The Space Wolves (or Vdalka Fenryka as they call themselves – I kind of like that they find the name ‘Space Wolves’ a bit silly!) are essentially Vikings in space, and the author devotes a lot of time to the culture and subsequent mentality that this implies. Not only that but, unlike the Grey Knights, the Wolves’ uniqueness includes weaknesses as much as strengths. We have some very cool ‘wolfy-goodness’ powers going on, but their impetuousness leads them into serious trouble more than once, and it’s good to see our flawed heroes making mistakes and learning from the consequences.

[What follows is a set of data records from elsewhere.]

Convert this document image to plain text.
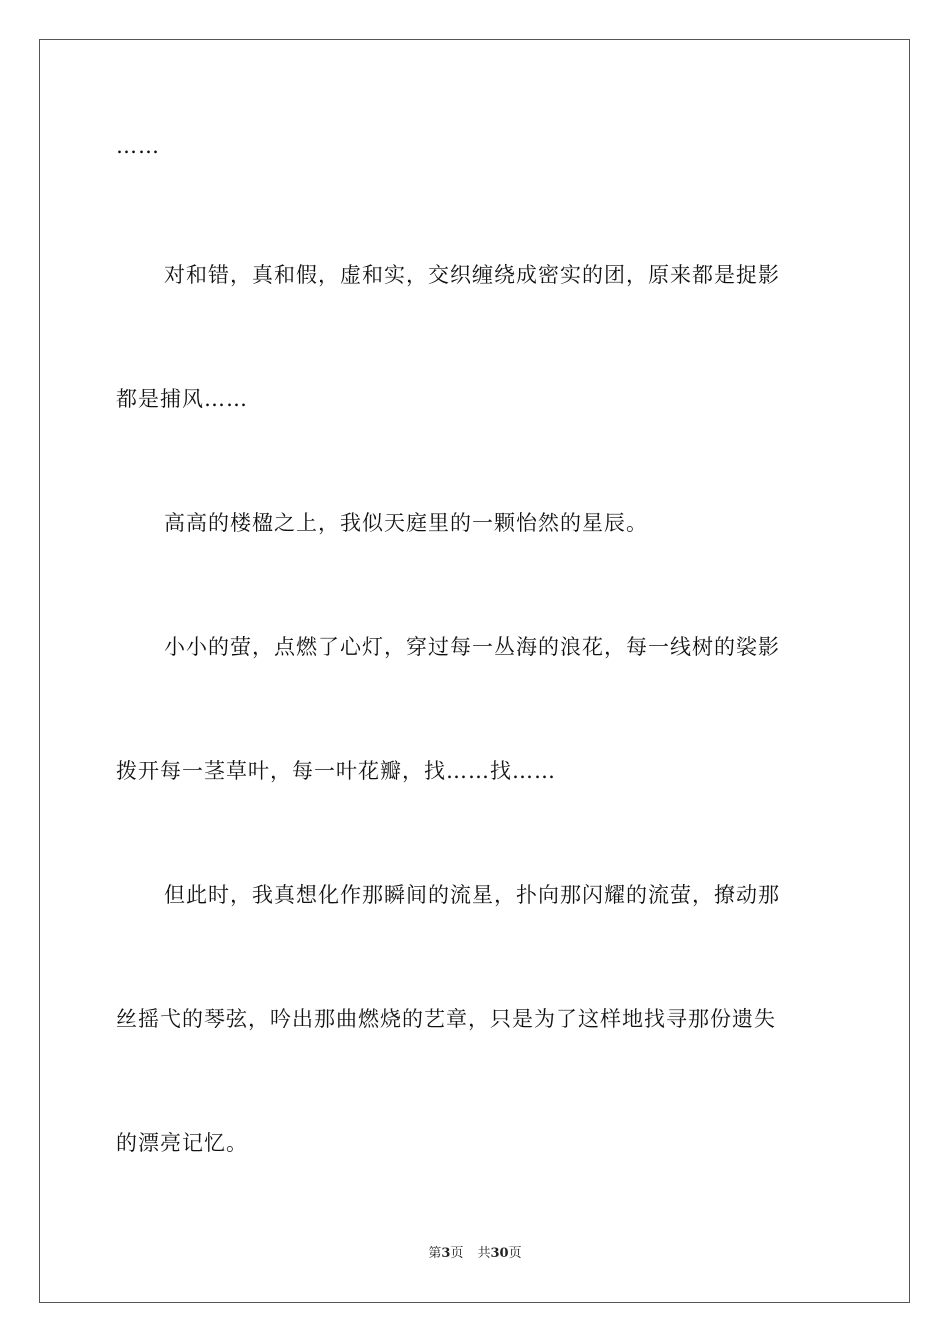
……
对和错，真和假，虚和实，交织缠绕成密实的团，原来都是捉影
都是捕风……
高高的楼楹之上，我似天庭里的一颗怡然的星辰。
小小的萤，点燃了心灯，穿过每一丛海的浪花，每一线树的裟影
拨开每一茎草叶，每一叶花瓣，找……找……
但此时，我真想化作那瞬间的流星，扑向那闪耀的流萤，撩动那
丝摇弋的琴弦，吟出那曲燃烧的艺章，只是为了这样地找寻那份遗失
的漂亮记忆。
第3页 共30页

I think the author strikes just the right balance between ‘superhuman awesomeness’ and ‘realistic characters’. We even had some sympathy with the Thousand Sons, who have become what they are (mostly) through no real fault of their own. Again, a complexity of character that is just missing in Warden. A good villain can make or break a story, in my opinion far more than a good hero, and giving your bad guys some depth is a great way to build likable characters.
The only criticism I can give without spoilers is that I’d have liked to see more from the spireguard. I liked that we had some POVs among the Wolves’ support troops (the kaerls), and a real equivalent in the spireguard would have been interesting.
Overall this was a very good read – astartes with flaws, gritty action and some great fun. Would recommend.
My final analysis of these two books is simple: I enjoyed Fang more than Warden and perhaps the best commendation I can make is that I think even a non-40k fan would enjoy Fang too. They might both be books about futuristic supersoldiers but the Grey Knights are very different to the Space Wolves – and remember this wise truth: A Wolf’s got personality. Personality goes a long way!